Fight now shifts from DC to the campaign trail
The “big, beautiful bill” is going to hit the campaign trail — for both parties.
Republicans, electrified by their marquee bill, are planning to storm the airwaves to talk about favored provisions in the package as they work to convince voters that they deserve another two years in office. That short list features a sweeping extension of tax cuts, the creation of new tax breaks on tips and overtime, and additional funding to crack down on illegal immigration.
Many of the provisions in the bill — particularly the tax language — were campaign promises made by Trump during the 2024 cycle, vows that Republicans believe helped propel the GOP to its trifecta of power in Washington.
Democrats, meanwhile, have made it clear that they plan to center their 2026 messaging around the legislation — which they have dubbed the “big, ugly bill” — zeroing in on the cuts to Medicaid and food assistance and the rollback of green energy tax credits.
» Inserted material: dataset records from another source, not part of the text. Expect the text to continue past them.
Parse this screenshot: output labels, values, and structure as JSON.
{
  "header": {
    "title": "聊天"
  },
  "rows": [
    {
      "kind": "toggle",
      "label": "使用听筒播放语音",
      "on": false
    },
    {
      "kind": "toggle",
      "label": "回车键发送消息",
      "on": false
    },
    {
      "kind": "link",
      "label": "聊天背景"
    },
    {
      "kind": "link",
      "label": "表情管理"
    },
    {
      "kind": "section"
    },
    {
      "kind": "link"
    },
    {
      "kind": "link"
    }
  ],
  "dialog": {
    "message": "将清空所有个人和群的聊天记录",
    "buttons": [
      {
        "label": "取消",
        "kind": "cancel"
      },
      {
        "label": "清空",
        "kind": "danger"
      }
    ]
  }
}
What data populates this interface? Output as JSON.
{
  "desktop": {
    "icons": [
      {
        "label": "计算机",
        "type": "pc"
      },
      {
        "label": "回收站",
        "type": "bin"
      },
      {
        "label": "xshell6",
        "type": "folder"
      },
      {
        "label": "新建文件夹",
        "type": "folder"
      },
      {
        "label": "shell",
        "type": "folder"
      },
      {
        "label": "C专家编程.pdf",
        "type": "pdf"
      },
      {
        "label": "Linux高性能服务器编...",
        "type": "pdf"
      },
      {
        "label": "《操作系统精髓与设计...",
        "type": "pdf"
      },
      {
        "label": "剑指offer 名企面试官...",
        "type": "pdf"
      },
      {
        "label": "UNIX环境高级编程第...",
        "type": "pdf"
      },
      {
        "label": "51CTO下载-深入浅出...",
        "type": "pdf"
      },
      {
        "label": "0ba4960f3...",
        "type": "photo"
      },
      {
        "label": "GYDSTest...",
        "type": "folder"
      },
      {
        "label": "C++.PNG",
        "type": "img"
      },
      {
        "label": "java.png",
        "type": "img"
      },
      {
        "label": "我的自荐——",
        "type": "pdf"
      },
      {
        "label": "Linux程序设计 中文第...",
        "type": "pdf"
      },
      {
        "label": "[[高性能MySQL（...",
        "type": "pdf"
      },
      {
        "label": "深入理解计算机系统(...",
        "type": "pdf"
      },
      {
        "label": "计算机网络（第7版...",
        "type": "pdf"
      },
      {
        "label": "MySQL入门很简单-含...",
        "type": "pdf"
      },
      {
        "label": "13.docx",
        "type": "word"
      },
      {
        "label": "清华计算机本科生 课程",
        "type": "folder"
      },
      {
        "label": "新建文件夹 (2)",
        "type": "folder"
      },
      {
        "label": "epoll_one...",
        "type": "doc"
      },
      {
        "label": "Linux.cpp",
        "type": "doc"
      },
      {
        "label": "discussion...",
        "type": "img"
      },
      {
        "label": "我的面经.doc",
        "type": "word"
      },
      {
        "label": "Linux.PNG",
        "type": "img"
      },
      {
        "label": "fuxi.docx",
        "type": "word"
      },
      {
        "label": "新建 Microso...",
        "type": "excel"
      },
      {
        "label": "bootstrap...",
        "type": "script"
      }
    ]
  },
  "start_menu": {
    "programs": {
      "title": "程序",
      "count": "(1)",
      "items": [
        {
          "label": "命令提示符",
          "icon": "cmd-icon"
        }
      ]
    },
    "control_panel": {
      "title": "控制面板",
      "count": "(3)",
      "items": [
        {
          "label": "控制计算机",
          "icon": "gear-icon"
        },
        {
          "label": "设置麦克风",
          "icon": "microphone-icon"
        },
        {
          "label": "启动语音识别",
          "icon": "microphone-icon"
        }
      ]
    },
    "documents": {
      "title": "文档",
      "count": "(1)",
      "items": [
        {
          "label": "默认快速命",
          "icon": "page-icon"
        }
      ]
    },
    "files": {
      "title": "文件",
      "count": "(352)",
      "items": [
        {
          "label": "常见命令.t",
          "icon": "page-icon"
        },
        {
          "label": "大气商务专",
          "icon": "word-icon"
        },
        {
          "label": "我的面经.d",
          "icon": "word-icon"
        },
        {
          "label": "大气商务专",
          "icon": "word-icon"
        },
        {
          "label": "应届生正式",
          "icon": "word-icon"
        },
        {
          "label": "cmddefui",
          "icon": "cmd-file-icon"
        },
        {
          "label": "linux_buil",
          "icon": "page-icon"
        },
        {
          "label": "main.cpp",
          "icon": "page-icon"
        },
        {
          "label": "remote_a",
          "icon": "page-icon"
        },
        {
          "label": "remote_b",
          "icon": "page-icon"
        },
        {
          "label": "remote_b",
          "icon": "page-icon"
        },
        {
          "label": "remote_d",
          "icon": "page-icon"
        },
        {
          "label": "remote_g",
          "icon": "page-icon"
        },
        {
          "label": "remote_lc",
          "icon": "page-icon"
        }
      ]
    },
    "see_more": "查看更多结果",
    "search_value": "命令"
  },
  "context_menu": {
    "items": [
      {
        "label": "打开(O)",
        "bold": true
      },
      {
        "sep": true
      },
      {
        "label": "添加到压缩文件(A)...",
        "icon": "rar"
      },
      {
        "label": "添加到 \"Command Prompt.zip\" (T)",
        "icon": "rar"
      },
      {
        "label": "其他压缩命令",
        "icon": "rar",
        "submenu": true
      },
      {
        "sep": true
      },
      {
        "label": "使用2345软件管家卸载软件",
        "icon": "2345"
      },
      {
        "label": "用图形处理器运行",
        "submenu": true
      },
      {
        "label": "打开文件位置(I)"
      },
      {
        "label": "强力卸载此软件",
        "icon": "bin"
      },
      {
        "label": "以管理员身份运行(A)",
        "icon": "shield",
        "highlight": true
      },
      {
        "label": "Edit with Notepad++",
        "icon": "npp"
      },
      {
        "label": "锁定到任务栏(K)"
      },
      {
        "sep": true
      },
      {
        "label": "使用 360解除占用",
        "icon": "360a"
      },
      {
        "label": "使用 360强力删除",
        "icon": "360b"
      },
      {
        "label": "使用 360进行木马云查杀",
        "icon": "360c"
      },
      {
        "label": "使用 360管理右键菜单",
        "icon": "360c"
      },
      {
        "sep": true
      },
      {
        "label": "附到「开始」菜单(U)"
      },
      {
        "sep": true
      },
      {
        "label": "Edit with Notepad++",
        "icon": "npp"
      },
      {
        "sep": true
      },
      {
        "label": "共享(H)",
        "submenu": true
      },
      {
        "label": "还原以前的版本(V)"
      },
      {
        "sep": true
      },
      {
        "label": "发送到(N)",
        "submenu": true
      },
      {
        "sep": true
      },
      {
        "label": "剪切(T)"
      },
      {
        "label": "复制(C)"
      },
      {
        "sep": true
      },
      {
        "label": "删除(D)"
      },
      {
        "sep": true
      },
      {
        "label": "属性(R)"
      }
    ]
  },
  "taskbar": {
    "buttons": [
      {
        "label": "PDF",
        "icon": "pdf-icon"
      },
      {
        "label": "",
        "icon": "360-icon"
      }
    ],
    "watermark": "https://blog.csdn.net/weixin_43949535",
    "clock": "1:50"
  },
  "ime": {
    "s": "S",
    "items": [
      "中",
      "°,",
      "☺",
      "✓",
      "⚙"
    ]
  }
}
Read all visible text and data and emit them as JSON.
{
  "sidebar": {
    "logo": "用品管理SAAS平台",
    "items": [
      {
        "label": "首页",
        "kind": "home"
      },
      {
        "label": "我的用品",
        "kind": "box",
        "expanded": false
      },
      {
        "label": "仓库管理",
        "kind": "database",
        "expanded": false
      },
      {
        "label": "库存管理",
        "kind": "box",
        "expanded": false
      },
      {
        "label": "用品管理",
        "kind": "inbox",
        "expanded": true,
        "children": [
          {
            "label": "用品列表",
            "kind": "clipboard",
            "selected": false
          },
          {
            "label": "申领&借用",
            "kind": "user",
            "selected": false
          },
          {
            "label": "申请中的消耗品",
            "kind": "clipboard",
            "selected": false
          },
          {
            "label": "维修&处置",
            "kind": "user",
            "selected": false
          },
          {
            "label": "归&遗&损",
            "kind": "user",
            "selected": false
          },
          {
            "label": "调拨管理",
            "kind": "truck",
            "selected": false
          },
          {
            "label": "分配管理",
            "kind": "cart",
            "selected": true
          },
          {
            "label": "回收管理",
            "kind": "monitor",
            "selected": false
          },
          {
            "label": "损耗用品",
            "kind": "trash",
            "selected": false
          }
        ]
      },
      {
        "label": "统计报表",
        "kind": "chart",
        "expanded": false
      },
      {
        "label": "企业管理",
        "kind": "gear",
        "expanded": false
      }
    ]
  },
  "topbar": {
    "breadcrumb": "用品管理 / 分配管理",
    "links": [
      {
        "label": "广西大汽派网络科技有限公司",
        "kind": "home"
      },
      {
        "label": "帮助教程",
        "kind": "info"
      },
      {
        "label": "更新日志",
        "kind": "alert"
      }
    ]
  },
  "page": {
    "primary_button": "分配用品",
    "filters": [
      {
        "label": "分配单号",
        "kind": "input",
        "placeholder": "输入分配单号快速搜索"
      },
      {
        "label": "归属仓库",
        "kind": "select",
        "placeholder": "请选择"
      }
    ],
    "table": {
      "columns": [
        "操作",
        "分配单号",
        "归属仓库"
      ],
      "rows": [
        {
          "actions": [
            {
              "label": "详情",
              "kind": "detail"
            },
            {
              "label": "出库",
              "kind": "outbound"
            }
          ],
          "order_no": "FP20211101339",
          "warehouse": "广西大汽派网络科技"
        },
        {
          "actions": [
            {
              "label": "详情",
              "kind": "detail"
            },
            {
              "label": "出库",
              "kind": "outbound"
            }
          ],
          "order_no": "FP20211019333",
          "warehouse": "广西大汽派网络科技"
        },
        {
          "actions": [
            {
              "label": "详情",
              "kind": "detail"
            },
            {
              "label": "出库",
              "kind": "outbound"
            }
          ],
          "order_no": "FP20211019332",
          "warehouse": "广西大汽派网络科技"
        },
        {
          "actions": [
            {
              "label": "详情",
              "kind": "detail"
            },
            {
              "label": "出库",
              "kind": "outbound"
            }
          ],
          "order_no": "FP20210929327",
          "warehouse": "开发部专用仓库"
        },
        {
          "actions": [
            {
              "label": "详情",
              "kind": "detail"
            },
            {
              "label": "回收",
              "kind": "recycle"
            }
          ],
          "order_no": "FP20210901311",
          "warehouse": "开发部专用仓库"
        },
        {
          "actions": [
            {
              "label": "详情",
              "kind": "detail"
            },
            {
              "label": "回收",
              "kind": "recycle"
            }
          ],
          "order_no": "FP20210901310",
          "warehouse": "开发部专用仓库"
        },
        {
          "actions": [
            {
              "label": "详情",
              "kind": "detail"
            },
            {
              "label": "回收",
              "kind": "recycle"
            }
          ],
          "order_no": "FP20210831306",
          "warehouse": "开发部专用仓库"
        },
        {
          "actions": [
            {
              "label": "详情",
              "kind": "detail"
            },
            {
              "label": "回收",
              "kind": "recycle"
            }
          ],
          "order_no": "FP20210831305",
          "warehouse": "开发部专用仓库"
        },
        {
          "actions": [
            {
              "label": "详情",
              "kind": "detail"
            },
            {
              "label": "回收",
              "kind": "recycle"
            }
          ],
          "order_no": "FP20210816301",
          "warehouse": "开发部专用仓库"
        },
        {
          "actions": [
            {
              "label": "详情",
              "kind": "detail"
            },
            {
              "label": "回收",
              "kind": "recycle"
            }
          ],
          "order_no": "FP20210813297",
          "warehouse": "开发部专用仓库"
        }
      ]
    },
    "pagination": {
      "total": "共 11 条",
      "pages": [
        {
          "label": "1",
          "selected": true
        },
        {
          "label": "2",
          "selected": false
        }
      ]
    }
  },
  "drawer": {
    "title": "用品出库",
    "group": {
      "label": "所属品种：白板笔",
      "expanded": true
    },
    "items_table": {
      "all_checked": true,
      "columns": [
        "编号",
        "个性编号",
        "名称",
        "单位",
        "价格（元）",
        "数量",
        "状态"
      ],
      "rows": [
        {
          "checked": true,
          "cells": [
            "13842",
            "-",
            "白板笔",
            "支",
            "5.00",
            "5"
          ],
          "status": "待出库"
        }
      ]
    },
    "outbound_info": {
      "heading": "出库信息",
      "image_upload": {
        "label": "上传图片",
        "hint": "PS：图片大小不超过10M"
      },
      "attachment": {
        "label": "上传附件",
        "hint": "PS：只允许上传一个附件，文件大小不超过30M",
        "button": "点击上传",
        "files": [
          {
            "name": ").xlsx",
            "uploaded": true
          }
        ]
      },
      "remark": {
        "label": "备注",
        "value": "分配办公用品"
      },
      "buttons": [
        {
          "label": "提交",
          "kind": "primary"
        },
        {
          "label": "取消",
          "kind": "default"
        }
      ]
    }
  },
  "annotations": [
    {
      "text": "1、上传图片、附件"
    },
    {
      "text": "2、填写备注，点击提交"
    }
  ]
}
In a sneak peek of that effort, House Minority Leader Hakeem Jeffries (D-N.Y.) — during his marathon speech in the chamber — called out scores of vulnerable House Republicans and outlined the impact the bill will have on constituents in their districts.
“People will die,” he warned of the Medicaid cuts.
Jeffries seizes the moment
The 118th Congress was known for its history-making events — headlined by the first protracted Speaker’s race in a century and the first-ever successful ouster of a Speaker. The 119th, however, is giving its predecessor a run for its money.
The House made history twice this week: First, Republican leaders left a procedural vote for the megabill open for 7 hours and 23 minutes — from 2:08 p.m. until 9:31 p.m. — setting a record for the longest vote in the history of the House, according to Rep. Jim McGovern (D-Mass.). The referendum topped the previous record of just over 7 hours, set in November of 2021 during a debate over President Biden’s Build Back Better bill.
The next day, Jeffries took to the House chamber and spoke on the floor for 8 hours and 44 minutes, utilizing his “magic minute” to surpass then-House Minority Leader Kevin McCarthy’s (R-Calif.) previous record of 8 hours and 32 minutes. That speech was delivered in 2021, as McCarthy sought to delay a vote on the Democrats’ social spending and climate package.
Jeffries’s record speech came as Democrats continue to pick up the pieces of their 2024 election losses, with voters and party elites pressing lawmakers to show more fight in opposing Trump as they look to fill their leadership void following his victory.
Sources initially said Jeffries planned to speak for one hour, but after arriving on the floor with thick binders of material in hand, he talked for more than eight hours, energizing dozens of Democrats who stood behind him in an attempt to rally the party against the GOP’s megabill.
Johnson — who rose to the top job following the historic events of the previous term — said he wants to leave the record books behind and instead preside over a conventional Congress.
“I do so deeply desire to have just a normal Congress, but it doesn’t happen anymore,” Johnson told reporters at around 1:30 a.m. on Thursday, as the light began to emerge at the end of the tunnel. “I don’t want to make history but we’re forced into these situations.”